She Who Must Be Obeyed got a wild hair up her butt. Said hair involves the Washington Post, which is running a Pundit for a Month contest (the name is something like that, anyway). One had to submit a 400 word piece and a 100 word bio. There was only one round, the 10 finalists get to write some number of pieces. The winner gets paid a few bucks to write a few pieces. The particulars are at the paper. The following is what I submitted, but didn't make the final 10. The reason it matters follows the text:
For want of a plague, the planet was lost. It is a much ignored factoid of history that the Black Death, Great Plague, Black Plague beginning in the 14th century, when it reached its height at inception, led to the middle class nirvana which we may well be exiting. Such exit will be whether we like it or not and whether we control it or not. The estimate of the number of people killed in the initial Great Plagues of the 1300's varies from 30% to 60% of Europeans. At the time, Europe was divided neatly between Haves and Havenots, with the Havenots doing the work of supporting the Haves.

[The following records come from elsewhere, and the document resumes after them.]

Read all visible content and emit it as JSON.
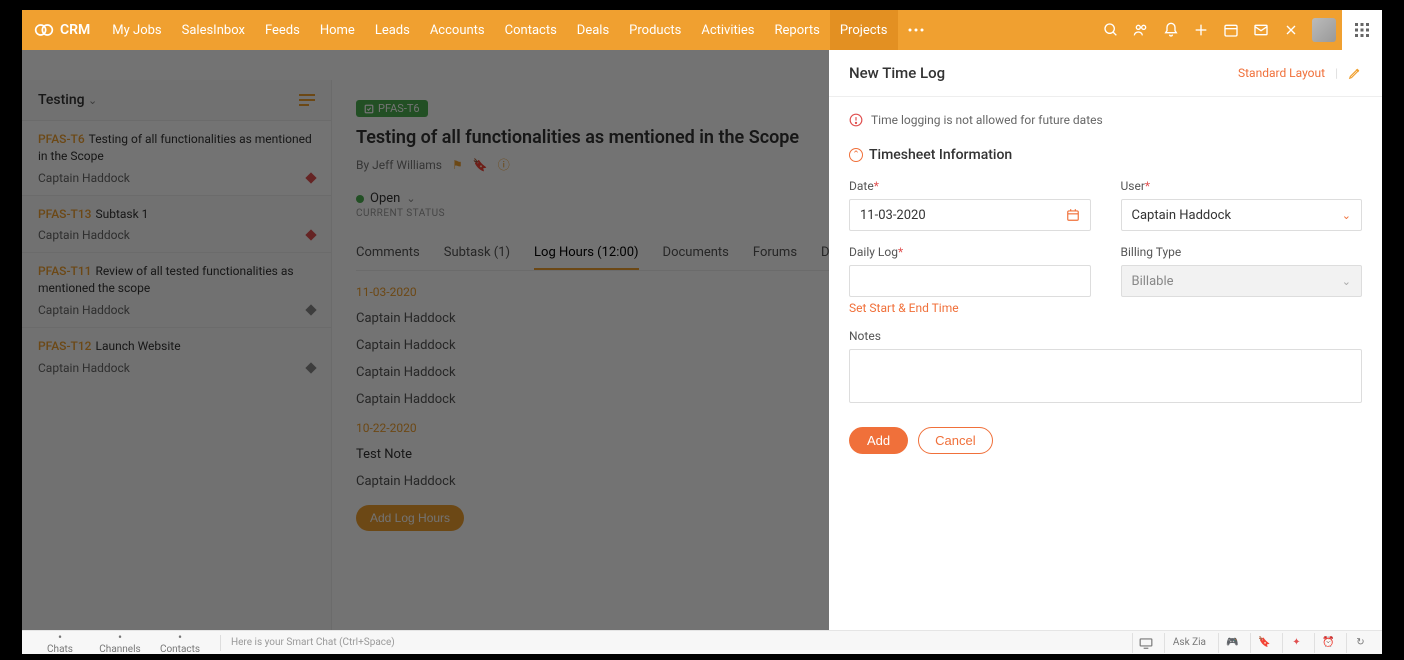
{
  "brand": "CRM",
  "nav": [
    "My Jobs",
    "SalesInbox",
    "Feeds",
    "Home",
    "Leads",
    "Accounts",
    "Contacts",
    "Deals",
    "Products",
    "Activities",
    "Reports",
    "Projects"
  ],
  "nav_active": 11,
  "sidebar": {
    "title": "Testing",
    "tasks": [
      {
        "code": "PFAS-T6",
        "title": "Testing of all functionalities as mentioned in the Scope",
        "owner": "Captain Haddock",
        "diamond": "red",
        "selected": true
      },
      {
        "code": "PFAS-T13",
        "title": "Subtask 1",
        "owner": "Captain Haddock",
        "diamond": "red",
        "selected": false
      },
      {
        "code": "PFAS-T11",
        "title": "Review of all tested functionalities as mentioned the scope",
        "owner": "Captain Haddock",
        "diamond": "gray",
        "selected": false
      },
      {
        "code": "PFAS-T12",
        "title": "Launch Website",
        "owner": "Captain Haddock",
        "diamond": "gray",
        "selected": false
      }
    ]
  },
  "main": {
    "chip": "PFAS-T6",
    "title": "Testing of all functionalities as mentioned in the Scope",
    "byline": "By Jeff Williams",
    "status": "Open",
    "status_label": "CURRENT STATUS",
    "tabs": [
      {
        "label": "Comments"
      },
      {
        "label": "Subtask (1)"
      },
      {
        "label": "Log Hours (12:00)",
        "active": true
      },
      {
        "label": "Documents"
      },
      {
        "label": "Forums"
      },
      {
        "label": "Depender"
      }
    ],
    "log_groups": [
      {
        "date": "11-03-2020",
        "entries": [
          "Captain Haddock",
          "Captain Haddock",
          "Captain Haddock",
          "Captain Haddock"
        ]
      },
      {
        "date": "10-22-2020",
        "note": "Test Note",
        "entries": [
          "Captain Haddock"
        ]
      }
    ],
    "add_log": "Add Log Hours"
  },
  "panel": {
    "title": "New Time Log",
    "layout_label": "Standard Layout",
    "alert": "Time logging is not allowed for future dates",
    "section": "Timesheet Information",
    "fields": {
      "date": {
        "label": "Date",
        "value": "11-03-2020"
      },
      "user": {
        "label": "User",
        "value": "Captain Haddock"
      },
      "daily": {
        "label": "Daily Log"
      },
      "billing": {
        "label": "Billing Type",
        "value": "Billable"
      },
      "notes": {
        "label": "Notes"
      }
    },
    "set_time": "Set Start & End Time",
    "add": "Add",
    "cancel": "Cancel"
  },
  "footer": {
    "items": [
      "Chats",
      "Channels",
      "Contacts"
    ],
    "hint": "Here is your Smart Chat (Ctrl+Space)",
    "ask": "Ask Zia"
  }
}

With the plagues killing off so many Havenots, the wages of the survivors increased substantially. Not to Trumpian levels, of course. The result was also the beginning of guilding, which worked to regularize and protect the livelihoods of skilled peasants, who in a few generations progressed beyond peasantry. What we need today is a new plague. The nub however, is that OutSourcing was not an option in 14th century Europe. The internet hadn't been invented yet, and most work was physical by nature. The duke couldn't reasonably hire an Indian in Bangalore to birth a calf, much less do the fife's sums, you know.
Another couple of oft ignored factoids: in the year Before Reagan (BR) in the US, the top 1% took 8% of income, while now it is 23%; and the US, in toto, consumes about 24% of the world's resources.
Putting these three factoids together yields the following conclusion. If one were to nuke Africa, South America, and Asia, thereby eliminating about 4.5 billion humans only one of our predicaments (disappearing middle class) might be averted. With no more place to OutSource, the 1% would be forced to re-create a middle class and its current remnants wouldn't be forced to expire. That nasty part is done by others. The environmental catastrophe would be barely dented, since the per capita resource consumption of those 4.5 billion humans scarcely registers. There still isn't enough stuff on the planet to keep the US going for very long. A sub-Sharan village consumes less than an overweight, pre-diabetic, text addled teenager in Chantilly.
To save the planet, we must sacrifice upper middle class suburbs.
I submitted that around 18 October. I got my rejection about 1 November. A few days later, it was reported that world wide wages had declined. Where's a vigorous plague when you need it?
The reference to that teenager in Chantilly is an inside joke. Chantilly is/was a very affluent suburban area in Northern Virginia, which wouldn't vote for that downstate Cracker the Democrats nominated, a fact which was not yet revealed when I wrote.